Did I Do the Best I Could?

“Did I do the best I could?”

That is the first question that I ask myself as I’m pulling back the blankets on my bed to attempt that sleep thing people keep telling me all about. I sit up, then flip on the television to see who’s streaming Overwatch or WoW since I ditched the cable box in the bedroom. I sit on the edge of my bed, watching them play and taking mental notes of “I didn’t think about doing it that way” or “I could never pull that move off”. Then my mind wanders back to the original question: “Did I do the best I could?”

Every day I ask myself this question, and it’s a general question. I want to remember if I drank enough water or if I did enough to exercise that day. Probably not, is the answer. Did I do anything that would help me be more successful as a writer? I didn’t. I probably started 5 mental projects and 2 “Google Drive” projects, maybe notes on NaNoWriMo with it coming up in 2 months. Those are the passing questions, ones that I don’t really bother to reflect on as much as I should.

When I ask myself this question, I have an understanding with myself that I’m talking about my kids. Did I do enough for them today? If you ask me, the answer is usually “no”. Maybe I didn’t feel like cooking them a healthy meal from the heart.. or any meal and I just got them fast food because I was too busy. Then I guilt myself into thinking that I have cheapened their day because I was too lazy. You’re a mom, you’re supposed to do it all right. The sink has dishes that I never washed, pushing it back a day so that I could have a 10 minute breather. Those dishes make me feel guilty. Seeing a mess in the house makes me feel like I’ve failed my family for the day. I think to myself “so what if the laundry stays in the dryer a day or 2, my kid wanted to go to the park so we did that instead.” Did I do enough?

When I’m trying to wrangle my very active son in Target while he races around trying to figure out which toy he wants, I get those looks. You know the, control your child looks. He’s not unattended. He’s not being disrespectful. He says “excuse me” and “sorry”. But he wriggles out of my hand. Did I do the best I could? When they don’t go to sleep when they’re supposed to, I wonder what I could have done differently. The answer usually comes back to: I’ve failed as a mother and people should take my kids because I’m obviously inept. I expect my children to do chores, then get angry comments about how I’m raising my children to be slaves. I failed again. I didn’t notice that my child once again has dirty ears, because for some ungodly reason I could wash them 20 times before we leave the house and it still happens. They don’t know about those 20 times, they just know my kid is dirty and I’m an incapable mother. I didn’t pay close enough attention that my child had a moth hole in his shirt, so I’m obviously neglectful. It doesn’t matter that I was doing what I could to get my child to wash his hands after using the bathroom before putting his hand in the cereal box while picking out his clothes for the day. Maybe I should have inspected the clothes before putting them in the closet.

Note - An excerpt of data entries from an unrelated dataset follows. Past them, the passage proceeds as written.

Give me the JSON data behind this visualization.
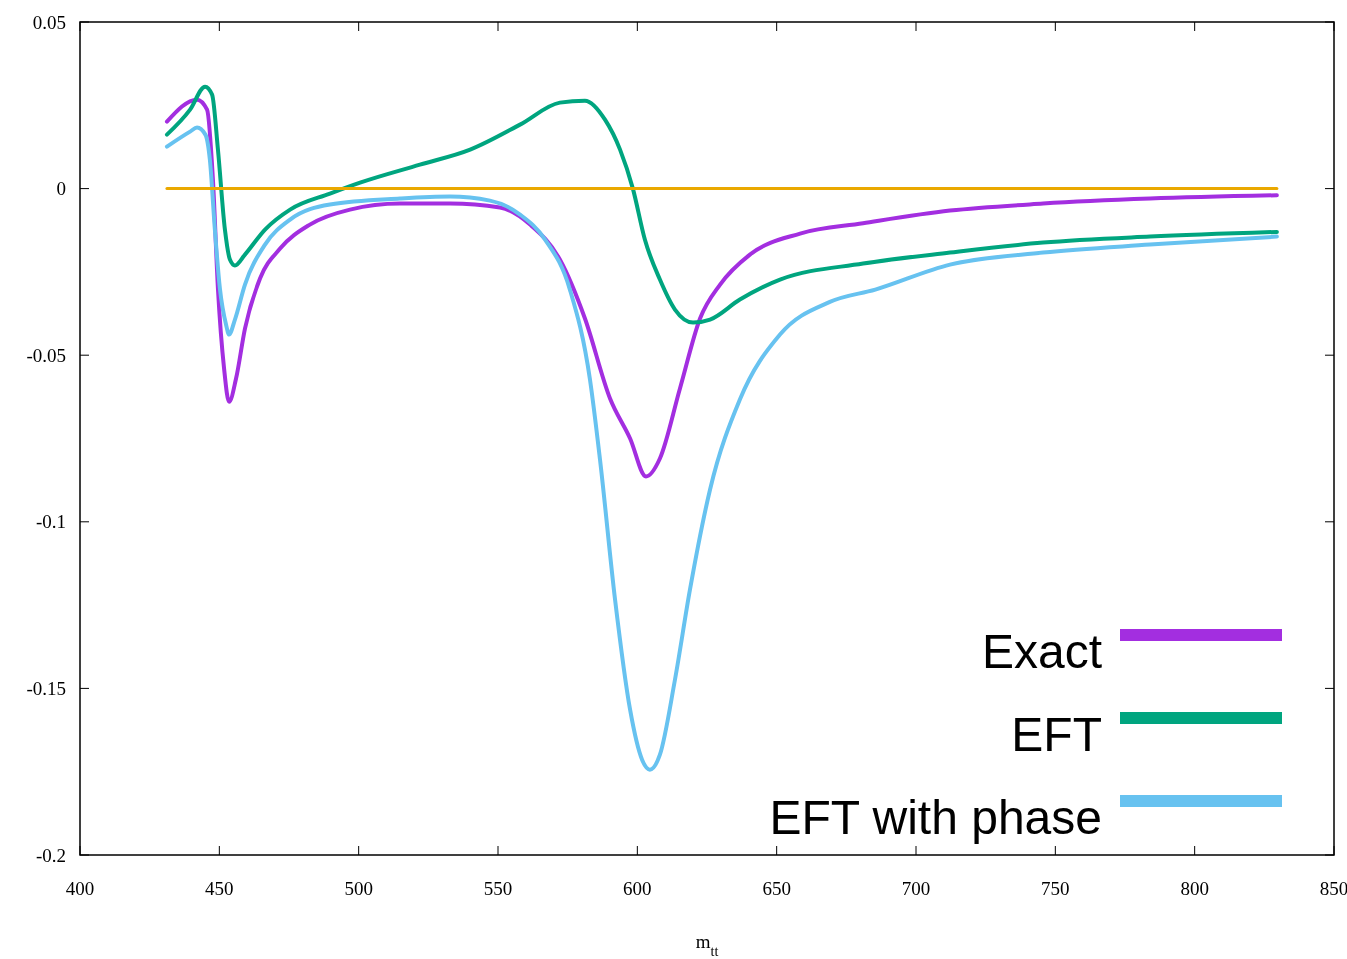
{
  "chart_data": {
    "type": "line",
    "xlabel": "m$_{tt}$",
    "xlim": [
      400,
      850
    ],
    "xticks": [
      400,
      450,
      500,
      550,
      600,
      650,
      700,
      750,
      800,
      850
    ],
    "ylim": [
      -0.2,
      0.05
    ],
    "yticks": [
      0.05,
      0,
      -0.05,
      -0.1,
      -0.15,
      -0.2
    ],
    "grid": false,
    "legend": "bottom right",
    "marker": "none",
    "line_style": "solid",
    "series": [
      {
        "name": "Exact",
        "color": "#a32ee0",
        "x": [
          431.2,
          442,
          445.6,
          447.7,
          449.5,
          451.7,
          453.5,
          456,
          459.2,
          464.6,
          471.8,
          482.5,
          496.9,
          514.8,
          532.8,
          550.7,
          561.5,
          572.2,
          581.2,
          590.2,
          597.4,
          603.1,
          608.1,
          615.3,
          622.5,
          629.7,
          640.4,
          658.4,
          681,
          712.2,
          745.6,
          784,
          829.5
        ],
        "values": [
          0.0201,
          0.0267,
          0.0237,
          0.0027,
          -0.03,
          -0.054,
          -0.064,
          -0.057,
          -0.042,
          -0.027,
          -0.018,
          -0.0108,
          -0.0063,
          -0.0045,
          -0.0045,
          -0.0057,
          -0.0108,
          -0.0213,
          -0.039,
          -0.063,
          -0.075,
          -0.0864,
          -0.081,
          -0.06,
          -0.039,
          -0.0288,
          -0.0198,
          -0.0135,
          -0.0104,
          -0.0066,
          -0.0045,
          -0.003,
          -0.002
        ]
      },
      {
        "name": "EFT",
        "color": "#00a57f",
        "x": [
          431.2,
          439.5,
          444.9,
          447.4,
          449.5,
          452,
          453.8,
          455.6,
          459.2,
          466.4,
          475.4,
          489.7,
          500.5,
          522,
          540,
          557.9,
          572.2,
          581.2,
          588.4,
          593.8,
          598.4,
          602.7,
          608.1,
          613.5,
          620,
          626.1,
          636.8,
          651.2,
          681,
          712.2,
          745.6,
          784,
          829.5
        ],
        "values": [
          0.0162,
          0.0237,
          0.0306,
          0.0282,
          0.0117,
          -0.0123,
          -0.0213,
          -0.0231,
          -0.0198,
          -0.0123,
          -0.0063,
          -0.0015,
          0.0018,
          0.0072,
          0.0117,
          0.0192,
          0.0258,
          0.0264,
          0.0207,
          0.0117,
          0,
          -0.0153,
          -0.0273,
          -0.0363,
          -0.0402,
          -0.0393,
          -0.0333,
          -0.0273,
          -0.0225,
          -0.0192,
          -0.0162,
          -0.0144,
          -0.013
        ]
      },
      {
        "name": "EFT with phase",
        "color": "#67c2f0",
        "x": [
          431.2,
          439.5,
          442,
          445,
          446.6,
          448.4,
          450.2,
          452.4,
          453.5,
          455.6,
          459.2,
          466.4,
          475.4,
          489.7,
          514.8,
          532.8,
          547.1,
          557.9,
          566.9,
          575.8,
          583,
          586.6,
          592,
          597.4,
          601.7,
          604.5,
          608.1,
          613.5,
          618.9,
          626.1,
          636.8,
          651.2,
          669.1,
          685.4,
          712.2,
          745.6,
          784,
          829.5
        ],
        "values": [
          0.0126,
          0.0171,
          0.0183,
          0.0162,
          0.0087,
          -0.0123,
          -0.03,
          -0.0408,
          -0.0438,
          -0.0393,
          -0.0288,
          -0.0168,
          -0.0093,
          -0.0048,
          -0.003,
          -0.0024,
          -0.0036,
          -0.0078,
          -0.0153,
          -0.0303,
          -0.0573,
          -0.0813,
          -0.1233,
          -0.1564,
          -0.1714,
          -0.1744,
          -0.1699,
          -0.1474,
          -0.1203,
          -0.0903,
          -0.0633,
          -0.0438,
          -0.034,
          -0.0303,
          -0.0228,
          -0.0192,
          -0.0168,
          -0.0144
        ]
      },
      {
        "color": "#eaa800",
        "x": [
          431.2,
          829.5
        ],
        "values": [
          0,
          0
        ]
      }
    ]
  }
}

It’s amazing how none of these failures are really failures. These are failures that other people have put in our heads. Our messy home means that we were too busy playing toys with our kids or engaging in conversation with them. Maybe we don’t have the time to clean, then chasing around our children to clean after their every move. Try that, it doesn’t work unless you have a nanny or maid helping you out. I try my best every day and I still come short of these goals, most of which have been placed on me by society and other people. I’m not perfect. I yell at my kids. I hide in a room in the house, wondering what horrible act I have committed for a day to be this horrible. I don’t sleep at night because sometimes I think about all of the ways I failed as a parent that day, then I think about past failures as a parent. Some nights I even fall asleep resigning myself to the fact that maybe I shouldn’t even be allowed to raise my kids because I’m obviously not cut out for it. That’s reality. That’s the reality that you don’t see on TV.

I’m not a perfect parent. Can anyone truly say that they are? All you can do is try. Guess what? You are going to fail sometimes; it’s what you do next that matters. You will lose your collective poop. There will be tears, most of which will be your own. That’s why you need to ask yourself “Did I do the best that I could?” If you did, that’s all that matters. Your kids don’t remember those little screw ups of having their hair not combed before getting on the bus or that time you accidentally zippered their face while walking to school because you were in a rush and they were still throwing a tantrum. They will remember that time they had stitches and you held their hand the entire time. They will remember that time you were the most “embarrassing” cheerleader. They remember the trips to the museum or the random walks to the park. They don’t remember the time you didn’t do the dishes because your child wanted to do an art project. They remember doing the art project and having that special moment with you. Stop worrying about what other people think, because they’re clueless. They don’t know your struggles that day to even get your kid to school. They don’t know you. What matters is your child giving you a hug and kiss, smiling as they say “I love you, good night.”